Oireachtas Joint and Select Committees
Wednesday, 30 November 2022
Committee on Budgetary Oversight
Fiscal Assessment Report: Irish Fiscal Advisory Council
Mr. Sebastian Barnes:
I might just add to what Dr. Casey said. In a typical year, in cash terms, there would probably be about €4 billion under the spending rule, and the €800 million is the part that is missing. The figure €800 million is not massive within the wider scheme of public spending, but it is not nothing either and, obviously, it accumulates over the two years. The question is what to do about it. To meet the spending rule, we could either not stand still and decide we would allow pensions to be less generous by not adjusting for inflation or taking various steps of that nature, or we should be able, in principle, to offset tax measures or do less by not spending money on some other project we have.
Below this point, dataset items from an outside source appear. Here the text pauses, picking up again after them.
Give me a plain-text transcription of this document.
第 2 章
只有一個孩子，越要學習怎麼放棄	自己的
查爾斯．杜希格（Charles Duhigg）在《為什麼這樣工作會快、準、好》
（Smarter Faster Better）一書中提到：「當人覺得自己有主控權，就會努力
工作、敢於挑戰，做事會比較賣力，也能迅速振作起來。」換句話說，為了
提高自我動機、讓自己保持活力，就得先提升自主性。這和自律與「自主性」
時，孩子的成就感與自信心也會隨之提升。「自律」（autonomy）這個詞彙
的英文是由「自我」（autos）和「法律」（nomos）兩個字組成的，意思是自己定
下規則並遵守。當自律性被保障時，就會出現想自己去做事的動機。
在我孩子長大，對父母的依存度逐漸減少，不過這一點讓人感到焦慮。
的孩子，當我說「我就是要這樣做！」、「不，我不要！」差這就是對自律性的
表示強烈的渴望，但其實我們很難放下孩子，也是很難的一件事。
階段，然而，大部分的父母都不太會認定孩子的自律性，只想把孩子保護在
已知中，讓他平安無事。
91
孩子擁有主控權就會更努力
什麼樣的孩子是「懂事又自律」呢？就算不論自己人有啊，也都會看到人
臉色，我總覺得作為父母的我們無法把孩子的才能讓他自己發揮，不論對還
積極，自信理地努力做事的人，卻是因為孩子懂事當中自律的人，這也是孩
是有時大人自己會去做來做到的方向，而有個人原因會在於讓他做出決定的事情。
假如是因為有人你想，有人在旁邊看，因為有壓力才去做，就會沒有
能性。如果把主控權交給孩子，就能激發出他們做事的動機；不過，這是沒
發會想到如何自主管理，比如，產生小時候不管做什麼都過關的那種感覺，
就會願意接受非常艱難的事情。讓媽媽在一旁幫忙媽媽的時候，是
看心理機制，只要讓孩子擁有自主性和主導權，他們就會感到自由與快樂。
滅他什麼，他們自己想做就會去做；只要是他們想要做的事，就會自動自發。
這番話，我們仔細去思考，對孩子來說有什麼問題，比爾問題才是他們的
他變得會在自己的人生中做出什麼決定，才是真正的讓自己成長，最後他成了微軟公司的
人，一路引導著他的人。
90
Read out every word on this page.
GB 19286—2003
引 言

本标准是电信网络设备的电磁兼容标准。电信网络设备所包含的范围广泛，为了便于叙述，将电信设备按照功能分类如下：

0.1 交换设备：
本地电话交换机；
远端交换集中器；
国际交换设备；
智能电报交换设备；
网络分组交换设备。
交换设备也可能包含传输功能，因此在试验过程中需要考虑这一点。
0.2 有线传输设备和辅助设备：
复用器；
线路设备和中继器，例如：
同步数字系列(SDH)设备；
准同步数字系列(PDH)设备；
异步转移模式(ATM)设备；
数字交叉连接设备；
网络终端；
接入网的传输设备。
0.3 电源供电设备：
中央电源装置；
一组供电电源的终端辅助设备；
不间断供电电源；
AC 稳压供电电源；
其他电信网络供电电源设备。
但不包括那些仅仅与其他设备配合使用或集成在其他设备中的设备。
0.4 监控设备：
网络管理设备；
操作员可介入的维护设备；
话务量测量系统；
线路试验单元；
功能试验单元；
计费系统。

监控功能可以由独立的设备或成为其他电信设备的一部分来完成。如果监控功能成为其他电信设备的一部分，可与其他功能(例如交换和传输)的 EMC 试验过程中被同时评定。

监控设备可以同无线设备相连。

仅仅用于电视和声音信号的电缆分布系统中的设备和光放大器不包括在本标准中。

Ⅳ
As Dr. Casey said, one floor in the existing framework is that there is no offset for tax measures, so we should be able to say we will spend 6% this year while finding the 1% from higher taxes. This speaks to the wider question as to whether it would be helpful to put the 5% spending rule on some kind of legislative footing, partly to make it more credible, because at the moment it appears in the Department of Finance documents to some extent but it is not an official measure that has come before the Oireachtas and that people have had an opportunity to buy into and discuss democratically. Furthermore, if we were to put some of these details, such as the tax part and various other details relating to how it is specified, into law, we would have to write down what it says.